Iterating over dict in parallel

I expected the following to work:

using Distributed
addprocs(4)

d = Dict("a" => 1, "b" => 2)
@sync @distributed for (k, v) in d
    println(k)
end

But receive this error:

ERROR: On worker 2:
KeyError: key 1:1 not found
getindex at ./dict.jl:478 [inlined]

Iterating over a vector in parallel or iterating over the dict sequentially works fine.
Could someone explain what’s going on here?

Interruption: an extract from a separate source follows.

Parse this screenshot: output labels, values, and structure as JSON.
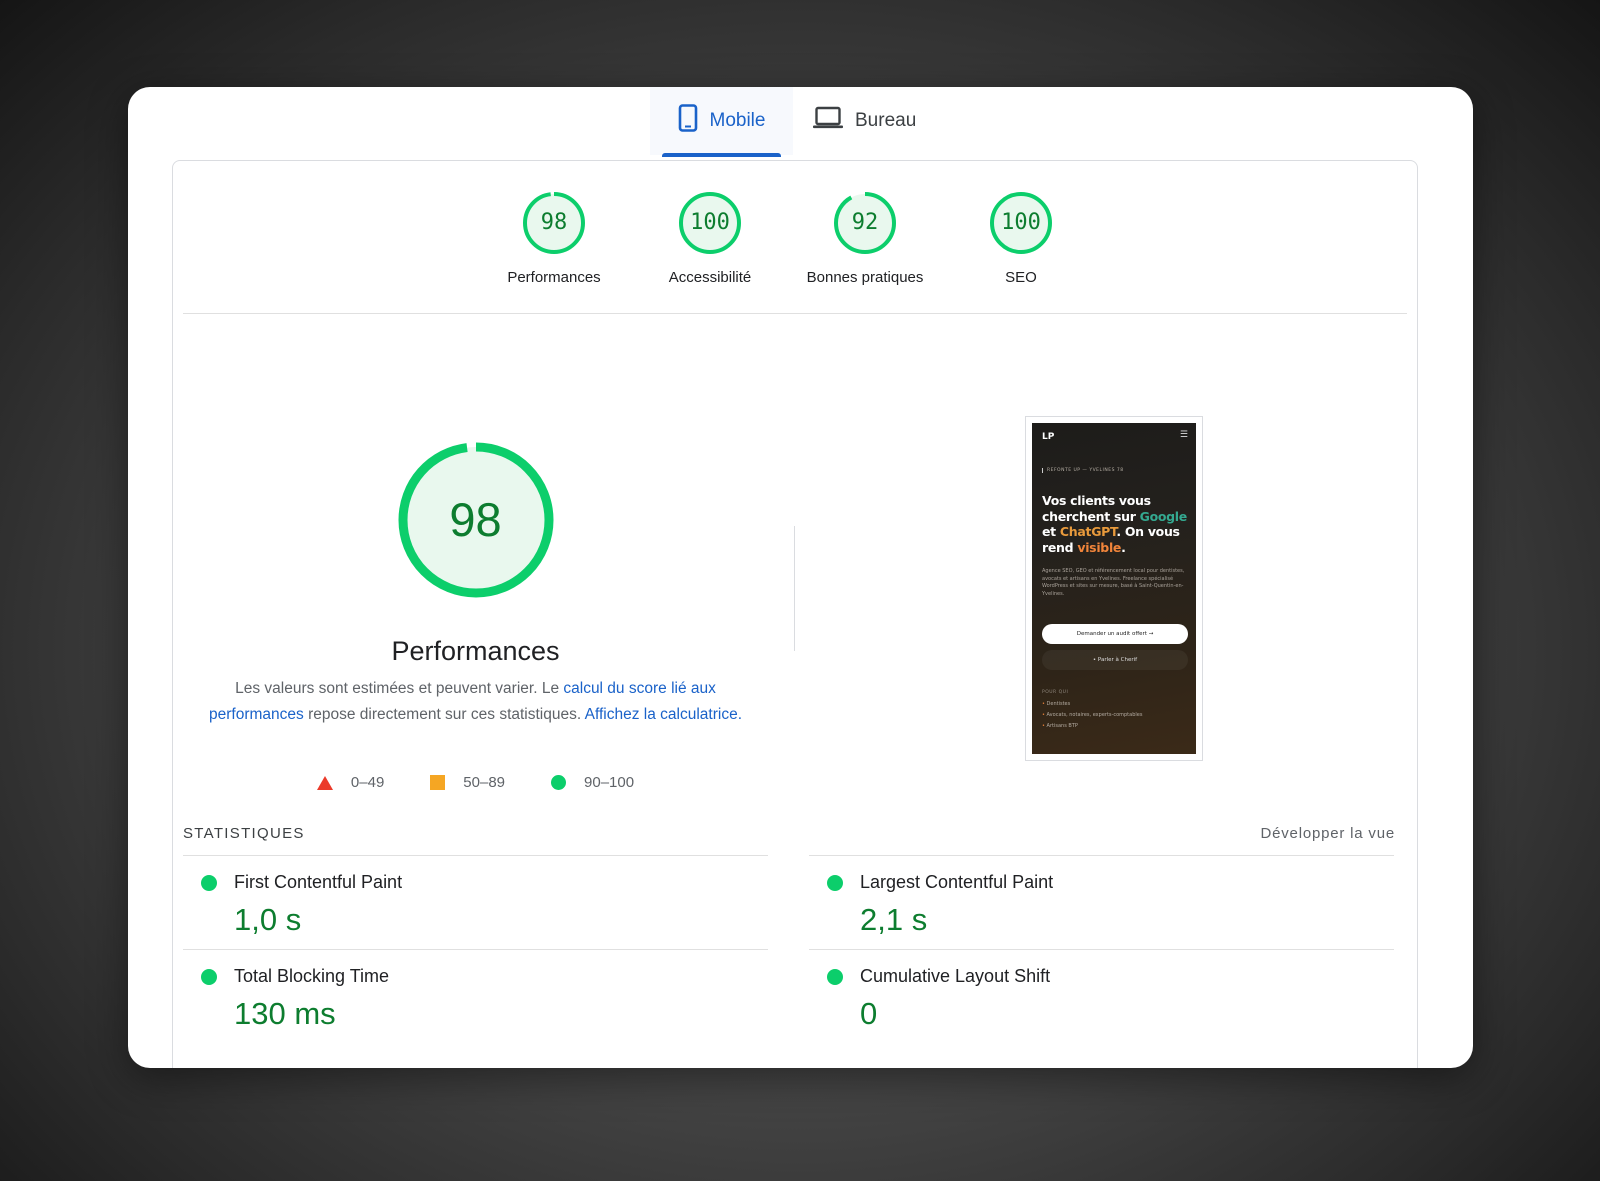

Dict is not shared automatically like e.g. the data type SharedArrays.
https://docs.julialang.org/en/v1/stdlib/SharedArrays/index.html
I can not tell an exact solution but you may find the proper way in the Docs:
https://docs.julialang.org/en/v1/manual/parallel-computing/
especially
https://docs.julialang.org/en/v1/manual/parallel-computing/#Data-Movement-1

Looking at what code @distributed generates:

@macroexpand @distributed for (k, v) in d
    println(k)
end

gives a hint what’s going on, in particular the following line from the output:

for (k, v) = #25#R[#26#lo:#27#hi]

Looks like the @distributed macro uses length(d) to break the object into slices lo:hi, in this case 1:1 and 2:2, but slicing like that doesn’t work with dicts. You can put the items in the dict into an array using collect then it should work:

julia> @sync @distributed for (k, v) in collect(d)
           println(k)
       end
      From worker 2:	b
      From worker 3:	a
Task (done) @0x00007f4b98df8010

I think arguably this should work without the collect, so you could file an Issue, if there isn’t something similar already.

4 Likes

Thank you! that explains a lot.